Сопротивления мне никто не оказывал — египтяне уже поняли, что это бесполезно, и все знали, каким будет наказание. Достаточно было произнести: «Помните пашу из прибрежного поместья?» — и все сразу становились покорными и услужливыми.
Эта тюрьма располагалась в самой старой части города, в здании, которое, судя по массивным стенам из тёсаного камня и узким бойницам, когда-то было крепостью или караван-сараем. Снаружи оно выглядело вполне невинно — просто старый дом с глухими стенами, без окон на нижних этажах, с массивными воротами, окованными железом. Ничто не выдавало, что внутри — настоящий ад.
В этой тюрьме узники содержались в цепях в подвалах, из которых их выводили на прогулку раз в месяц, и то не всех. Когда мы спустились по узкой грязной лестнице в кромешную тьму, каменные ступени были скользкими от влаги и плесени, меня ударил в нос невыносимый смрад — смесь нечистот, гниения, плесени и человеческих страданий. Это был запах смерти, медленной и мучительной. Я достал платок и прижал к носу, но это мало помогало. Факелы, которые несли мои люди, осветили мрачное зрелище.
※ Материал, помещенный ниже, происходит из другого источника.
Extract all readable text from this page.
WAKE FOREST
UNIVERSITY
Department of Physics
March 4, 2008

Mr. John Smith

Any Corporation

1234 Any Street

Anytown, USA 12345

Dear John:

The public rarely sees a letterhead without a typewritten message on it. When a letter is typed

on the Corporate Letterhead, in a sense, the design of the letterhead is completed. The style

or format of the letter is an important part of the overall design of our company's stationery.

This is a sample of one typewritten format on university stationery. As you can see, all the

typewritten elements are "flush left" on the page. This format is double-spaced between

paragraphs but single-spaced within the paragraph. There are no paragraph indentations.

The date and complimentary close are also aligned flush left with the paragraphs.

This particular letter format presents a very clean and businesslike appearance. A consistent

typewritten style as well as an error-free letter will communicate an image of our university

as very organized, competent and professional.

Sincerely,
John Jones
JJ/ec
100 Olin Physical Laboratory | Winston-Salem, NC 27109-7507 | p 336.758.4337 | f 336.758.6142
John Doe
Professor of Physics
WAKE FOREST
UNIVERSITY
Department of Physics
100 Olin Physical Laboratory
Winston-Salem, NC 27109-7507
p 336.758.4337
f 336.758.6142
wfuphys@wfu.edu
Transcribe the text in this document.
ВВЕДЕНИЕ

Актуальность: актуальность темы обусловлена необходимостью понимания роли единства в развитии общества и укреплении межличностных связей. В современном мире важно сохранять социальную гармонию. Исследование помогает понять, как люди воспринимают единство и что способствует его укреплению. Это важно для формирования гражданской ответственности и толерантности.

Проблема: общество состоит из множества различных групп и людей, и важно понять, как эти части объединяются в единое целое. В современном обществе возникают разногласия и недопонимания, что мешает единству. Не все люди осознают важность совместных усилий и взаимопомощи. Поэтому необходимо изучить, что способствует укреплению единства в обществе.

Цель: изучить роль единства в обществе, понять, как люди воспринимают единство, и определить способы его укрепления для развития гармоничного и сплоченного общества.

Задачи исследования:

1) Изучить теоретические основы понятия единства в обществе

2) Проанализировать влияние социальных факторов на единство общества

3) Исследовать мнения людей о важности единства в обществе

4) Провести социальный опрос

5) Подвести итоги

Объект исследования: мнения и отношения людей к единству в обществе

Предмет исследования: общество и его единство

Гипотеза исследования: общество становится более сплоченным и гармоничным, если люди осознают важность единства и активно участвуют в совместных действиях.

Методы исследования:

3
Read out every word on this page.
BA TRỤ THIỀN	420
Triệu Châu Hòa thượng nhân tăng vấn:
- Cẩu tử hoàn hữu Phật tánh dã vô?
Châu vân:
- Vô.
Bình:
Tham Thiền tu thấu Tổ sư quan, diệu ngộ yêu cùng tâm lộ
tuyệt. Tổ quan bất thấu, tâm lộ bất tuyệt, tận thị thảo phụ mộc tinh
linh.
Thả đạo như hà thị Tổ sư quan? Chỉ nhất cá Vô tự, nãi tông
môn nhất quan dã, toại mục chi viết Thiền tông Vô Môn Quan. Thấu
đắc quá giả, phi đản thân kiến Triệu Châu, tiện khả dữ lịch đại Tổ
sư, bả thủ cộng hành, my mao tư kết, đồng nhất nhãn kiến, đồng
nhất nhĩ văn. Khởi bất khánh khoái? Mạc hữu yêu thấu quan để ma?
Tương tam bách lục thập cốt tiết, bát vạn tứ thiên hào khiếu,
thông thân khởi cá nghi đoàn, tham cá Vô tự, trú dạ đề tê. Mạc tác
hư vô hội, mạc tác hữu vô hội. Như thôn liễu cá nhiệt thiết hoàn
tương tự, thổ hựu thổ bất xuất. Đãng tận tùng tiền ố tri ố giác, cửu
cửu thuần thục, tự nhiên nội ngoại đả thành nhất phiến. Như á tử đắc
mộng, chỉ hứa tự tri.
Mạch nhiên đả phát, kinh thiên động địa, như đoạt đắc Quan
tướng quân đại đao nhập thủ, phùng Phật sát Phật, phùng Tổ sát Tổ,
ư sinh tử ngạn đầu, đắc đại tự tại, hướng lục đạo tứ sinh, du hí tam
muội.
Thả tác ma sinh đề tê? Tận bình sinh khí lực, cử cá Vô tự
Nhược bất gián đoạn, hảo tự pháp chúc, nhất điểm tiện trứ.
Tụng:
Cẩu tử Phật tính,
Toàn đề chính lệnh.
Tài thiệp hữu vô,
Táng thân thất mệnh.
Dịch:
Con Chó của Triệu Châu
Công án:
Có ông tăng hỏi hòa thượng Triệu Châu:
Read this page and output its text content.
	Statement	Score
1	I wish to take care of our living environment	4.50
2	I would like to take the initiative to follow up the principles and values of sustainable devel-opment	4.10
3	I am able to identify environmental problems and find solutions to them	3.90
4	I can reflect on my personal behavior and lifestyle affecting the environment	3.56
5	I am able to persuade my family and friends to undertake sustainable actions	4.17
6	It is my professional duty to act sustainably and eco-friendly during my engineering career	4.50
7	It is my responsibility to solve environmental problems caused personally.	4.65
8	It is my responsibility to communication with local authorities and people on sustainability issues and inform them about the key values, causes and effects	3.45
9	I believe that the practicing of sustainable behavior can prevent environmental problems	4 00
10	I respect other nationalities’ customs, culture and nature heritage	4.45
Подвал был низким, со сводчатым потолком, покрытым копотью от факелов и плесенью — зелёной, чёрной, влажной. По стенам тянулись цепи, толстые, ржавые, к которым были прикованы изможденные фигуры в лохмотьях. Некоторые сидели, прислонившись к стене, некоторые лежали. Пол был земляной, покрытый грязью и нечистотами, в которых копошились насекомые. В углах копошились крысы — жирные, наглые, они даже не боялись света факелов. Воздух был настолько спёртым и тяжёлым, что дышать было трудно, казалось, что лёгкие отказываются принимать эту гниющую массу.